PEP 238 (revised)
David Bolen
db3l at fitlinxx.com
Fri Jul 27 02:11:46 EDT 2001
"Terry Reedy" <tjreedy at home.com> writes:
> "David Bolen" <db3l at fitlinxx.com> wrote in message
> news:upuanumtb.fsf at ctwd0143.fitlinxx.com...
>
> > Is the polymorphic argument really true here?
>
> I think so, even though Guido made it look asymetric in the first
> paragraph. I can easily imagine that I would want a formula like
> (n-1)//k to give the same numerical value regardless of whether n
> enters as 20 or 20.0 -- the same as (n-1)*k does. Why should one work
> polymorphically and the other not?
I'm not sure I follow - the section is discussing an alternative where
// does the true division, so the new // functionality would be
polymorphic for true division? The "argument" I'm not sure about is
that leaving / alone still leaves a problem case when trying to use it
(e.g., the existing classic function with /) in some other polymorphic
case. I'm just not sure what that case is.

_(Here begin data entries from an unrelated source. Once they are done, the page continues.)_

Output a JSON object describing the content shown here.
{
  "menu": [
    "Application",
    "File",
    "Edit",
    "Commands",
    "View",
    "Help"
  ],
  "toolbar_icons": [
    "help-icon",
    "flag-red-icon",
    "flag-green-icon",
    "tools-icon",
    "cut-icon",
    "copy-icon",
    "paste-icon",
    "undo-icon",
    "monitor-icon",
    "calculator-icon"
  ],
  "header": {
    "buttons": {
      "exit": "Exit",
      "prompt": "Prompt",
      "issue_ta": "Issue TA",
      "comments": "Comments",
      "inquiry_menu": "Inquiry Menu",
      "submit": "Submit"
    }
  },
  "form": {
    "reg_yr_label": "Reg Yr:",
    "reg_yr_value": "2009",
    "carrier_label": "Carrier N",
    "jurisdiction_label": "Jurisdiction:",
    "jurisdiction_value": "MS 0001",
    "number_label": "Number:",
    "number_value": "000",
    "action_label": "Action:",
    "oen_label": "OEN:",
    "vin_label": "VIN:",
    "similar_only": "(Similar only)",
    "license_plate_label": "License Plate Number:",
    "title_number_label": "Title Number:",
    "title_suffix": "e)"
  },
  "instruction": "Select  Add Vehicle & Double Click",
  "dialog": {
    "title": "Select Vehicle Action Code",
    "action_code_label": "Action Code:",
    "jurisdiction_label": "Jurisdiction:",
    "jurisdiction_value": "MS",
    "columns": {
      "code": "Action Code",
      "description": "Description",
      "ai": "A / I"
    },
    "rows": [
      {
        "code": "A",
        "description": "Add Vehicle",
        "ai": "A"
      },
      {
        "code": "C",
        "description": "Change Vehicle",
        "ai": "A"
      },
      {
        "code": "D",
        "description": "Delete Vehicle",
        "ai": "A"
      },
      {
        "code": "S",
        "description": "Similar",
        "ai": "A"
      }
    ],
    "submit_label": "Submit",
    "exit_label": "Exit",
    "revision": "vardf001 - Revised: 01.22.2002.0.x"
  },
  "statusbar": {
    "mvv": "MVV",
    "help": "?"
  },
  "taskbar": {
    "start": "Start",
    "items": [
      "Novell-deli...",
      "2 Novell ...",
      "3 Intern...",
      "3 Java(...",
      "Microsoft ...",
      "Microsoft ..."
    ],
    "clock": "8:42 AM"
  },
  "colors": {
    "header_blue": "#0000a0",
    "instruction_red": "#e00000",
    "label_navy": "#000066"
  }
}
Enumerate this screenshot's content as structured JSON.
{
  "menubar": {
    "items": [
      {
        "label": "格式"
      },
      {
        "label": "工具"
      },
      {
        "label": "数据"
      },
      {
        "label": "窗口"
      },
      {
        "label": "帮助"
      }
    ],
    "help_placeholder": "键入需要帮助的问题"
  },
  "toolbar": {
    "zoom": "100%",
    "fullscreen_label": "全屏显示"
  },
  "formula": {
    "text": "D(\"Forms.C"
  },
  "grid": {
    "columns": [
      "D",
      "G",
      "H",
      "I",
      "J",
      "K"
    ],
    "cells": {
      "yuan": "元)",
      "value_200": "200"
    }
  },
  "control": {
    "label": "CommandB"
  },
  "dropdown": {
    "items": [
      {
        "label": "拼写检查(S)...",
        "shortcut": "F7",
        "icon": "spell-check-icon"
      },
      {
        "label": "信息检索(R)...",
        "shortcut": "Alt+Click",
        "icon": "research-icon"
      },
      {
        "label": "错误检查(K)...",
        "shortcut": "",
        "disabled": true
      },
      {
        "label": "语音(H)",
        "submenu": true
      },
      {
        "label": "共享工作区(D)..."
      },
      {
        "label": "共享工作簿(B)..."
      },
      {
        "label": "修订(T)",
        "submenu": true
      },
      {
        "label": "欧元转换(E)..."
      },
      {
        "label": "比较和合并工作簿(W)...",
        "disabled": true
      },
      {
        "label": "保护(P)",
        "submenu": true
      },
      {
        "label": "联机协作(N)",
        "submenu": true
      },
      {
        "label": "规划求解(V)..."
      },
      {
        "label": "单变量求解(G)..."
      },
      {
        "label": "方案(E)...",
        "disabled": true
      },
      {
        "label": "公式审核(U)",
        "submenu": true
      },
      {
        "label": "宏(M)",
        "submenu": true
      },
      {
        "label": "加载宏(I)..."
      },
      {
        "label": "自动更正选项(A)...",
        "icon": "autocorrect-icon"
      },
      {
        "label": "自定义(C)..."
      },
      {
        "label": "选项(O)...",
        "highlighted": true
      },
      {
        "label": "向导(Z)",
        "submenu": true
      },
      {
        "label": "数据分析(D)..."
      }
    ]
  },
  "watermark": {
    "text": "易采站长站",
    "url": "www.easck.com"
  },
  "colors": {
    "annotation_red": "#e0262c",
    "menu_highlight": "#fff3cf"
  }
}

If in the above, you meant / rather than //, then either you want an
integer result polymorphically (in which case I'd think int(expr)
would work), or you want a float result polymorphically (in which case
you'd use // for true division instead). Yes, the existing classic
operator on its own might not give you the integer polymorphic result, but
it's not "hard" to write as specified here.